Member of the Iowa Senate from the 18th district
- In office January 9, 1967 – June 18, 1969
- Preceded by: David Shaff
- Succeeded by: Joann Yessler Orr

Member of the Iowa Senate from the 23rd district
- In office January 14, 1963 – January 8, 1967

Personal details
- Born: Kenneth John Benda November 9, 1918 Brooklyn, Iowa, U.S.
- Died: September 30, 2007 (aged 88)
- Party: Republican
- Spouse: Lucille Roudabush ​(m. 1941)​
- Children: 2
- Education: Iowa State College (BS) Columbia University
- Occupation: Politician, banker, realtor

Military service
- Allegiance: United States
- Branch/service: United States Navy
- Rank: Lieutenant
- Battles/wars: World War II

= Kenneth Benda (politician) =

American politician (1918–2007)

Kenneth John Benda (November 9, 1918 – September 30, 2007) was an American politician.

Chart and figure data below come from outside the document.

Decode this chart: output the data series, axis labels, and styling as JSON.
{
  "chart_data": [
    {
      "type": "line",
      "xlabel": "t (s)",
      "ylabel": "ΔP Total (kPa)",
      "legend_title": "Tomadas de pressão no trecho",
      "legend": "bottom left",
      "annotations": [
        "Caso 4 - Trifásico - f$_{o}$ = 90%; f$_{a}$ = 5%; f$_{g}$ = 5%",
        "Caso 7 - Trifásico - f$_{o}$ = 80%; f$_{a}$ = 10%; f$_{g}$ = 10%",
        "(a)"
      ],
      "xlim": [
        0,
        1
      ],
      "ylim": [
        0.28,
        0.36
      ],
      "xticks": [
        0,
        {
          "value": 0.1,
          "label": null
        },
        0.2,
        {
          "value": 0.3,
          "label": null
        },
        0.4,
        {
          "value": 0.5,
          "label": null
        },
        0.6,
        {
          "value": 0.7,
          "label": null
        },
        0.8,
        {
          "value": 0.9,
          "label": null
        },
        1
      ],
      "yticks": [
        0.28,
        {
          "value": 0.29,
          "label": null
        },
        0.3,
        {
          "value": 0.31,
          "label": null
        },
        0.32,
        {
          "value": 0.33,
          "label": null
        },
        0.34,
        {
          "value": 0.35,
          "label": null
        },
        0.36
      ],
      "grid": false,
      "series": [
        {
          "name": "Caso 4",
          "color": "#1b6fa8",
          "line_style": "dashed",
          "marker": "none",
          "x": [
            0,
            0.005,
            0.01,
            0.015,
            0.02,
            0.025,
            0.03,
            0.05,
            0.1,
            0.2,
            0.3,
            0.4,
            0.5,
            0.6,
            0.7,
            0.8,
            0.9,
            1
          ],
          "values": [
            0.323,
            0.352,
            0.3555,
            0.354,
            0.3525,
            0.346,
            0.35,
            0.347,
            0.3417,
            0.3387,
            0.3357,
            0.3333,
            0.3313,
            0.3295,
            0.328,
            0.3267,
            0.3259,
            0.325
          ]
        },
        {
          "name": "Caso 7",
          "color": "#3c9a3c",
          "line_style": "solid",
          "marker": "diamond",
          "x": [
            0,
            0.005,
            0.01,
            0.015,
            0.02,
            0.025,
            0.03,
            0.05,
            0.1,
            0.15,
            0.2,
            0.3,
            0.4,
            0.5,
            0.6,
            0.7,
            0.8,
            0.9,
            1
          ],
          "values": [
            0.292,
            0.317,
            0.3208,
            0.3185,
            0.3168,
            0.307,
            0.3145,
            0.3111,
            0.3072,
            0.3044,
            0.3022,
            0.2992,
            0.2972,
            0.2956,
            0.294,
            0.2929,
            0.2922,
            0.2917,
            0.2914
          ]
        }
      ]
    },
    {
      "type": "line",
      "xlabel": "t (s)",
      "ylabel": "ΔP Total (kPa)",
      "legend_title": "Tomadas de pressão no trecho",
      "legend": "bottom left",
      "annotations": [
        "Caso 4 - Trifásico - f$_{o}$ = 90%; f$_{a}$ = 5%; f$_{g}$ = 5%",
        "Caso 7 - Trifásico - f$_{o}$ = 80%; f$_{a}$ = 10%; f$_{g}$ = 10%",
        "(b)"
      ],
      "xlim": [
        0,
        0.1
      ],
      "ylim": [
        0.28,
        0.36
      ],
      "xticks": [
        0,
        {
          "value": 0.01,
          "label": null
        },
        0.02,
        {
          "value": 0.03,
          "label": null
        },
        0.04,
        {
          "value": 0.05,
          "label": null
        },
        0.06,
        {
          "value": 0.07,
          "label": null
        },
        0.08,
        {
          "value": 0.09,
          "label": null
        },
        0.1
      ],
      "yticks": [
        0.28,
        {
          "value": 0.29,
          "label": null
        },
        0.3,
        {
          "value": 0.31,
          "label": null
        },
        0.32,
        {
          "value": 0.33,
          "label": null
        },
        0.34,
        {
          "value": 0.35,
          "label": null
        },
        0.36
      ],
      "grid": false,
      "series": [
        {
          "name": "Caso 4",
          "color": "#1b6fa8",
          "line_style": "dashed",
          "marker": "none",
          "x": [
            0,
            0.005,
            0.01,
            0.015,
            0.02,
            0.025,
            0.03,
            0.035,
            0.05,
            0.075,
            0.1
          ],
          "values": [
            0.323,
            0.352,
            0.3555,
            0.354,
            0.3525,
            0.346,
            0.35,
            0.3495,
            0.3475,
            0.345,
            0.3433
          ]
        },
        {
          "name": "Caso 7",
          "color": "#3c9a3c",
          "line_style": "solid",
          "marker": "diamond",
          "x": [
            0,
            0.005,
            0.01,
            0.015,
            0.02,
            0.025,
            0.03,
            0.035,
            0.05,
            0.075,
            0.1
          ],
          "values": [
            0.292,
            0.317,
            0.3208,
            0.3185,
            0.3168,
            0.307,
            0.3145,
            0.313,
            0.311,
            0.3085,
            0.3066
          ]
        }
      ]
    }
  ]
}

Kenneth Benda was a native of Brooklyn, Iowa, born to parents James Benda and Rose Posekany on November 9, 1918. He was educated at Jefferson Township Country School #4, graduated Hartwick High School in 1936, and earned a Bachelor of Science in forestry from Iowa State College in 1940. Benda then began working for the Tennessee Valley Authority, and married Lucille Roudabush the following year. He left the TVA in December 1942 to pursue further education at Columbia University, where he joined the United States Navy. Benda was aboard the USS Sangamon during the Pacific War. In 1946, Benda returned to Hartwick, Iowa, to begin working at the Hartwick State Bank, becoming the bank's controlling owner by 1954. He retired from Hartwick State Bank in 1991, as bank president, though he retained his position on the board of directors.

Politically, Benda was affiliated with the Republican Party, and served as chairman of the Poweshiek County branch of the party. He was first elected to the Iowa Senate for District 23 in 1962. Although Benda was reelected in 1966, this time from District 18, he did not compete his second term, opting to resign from the state senate in June 1969 and accept an appointment as chairman of the Iowa Commerce Commission, on which he served until 1971.

Benda died on September 30, 2007, at the age of 88.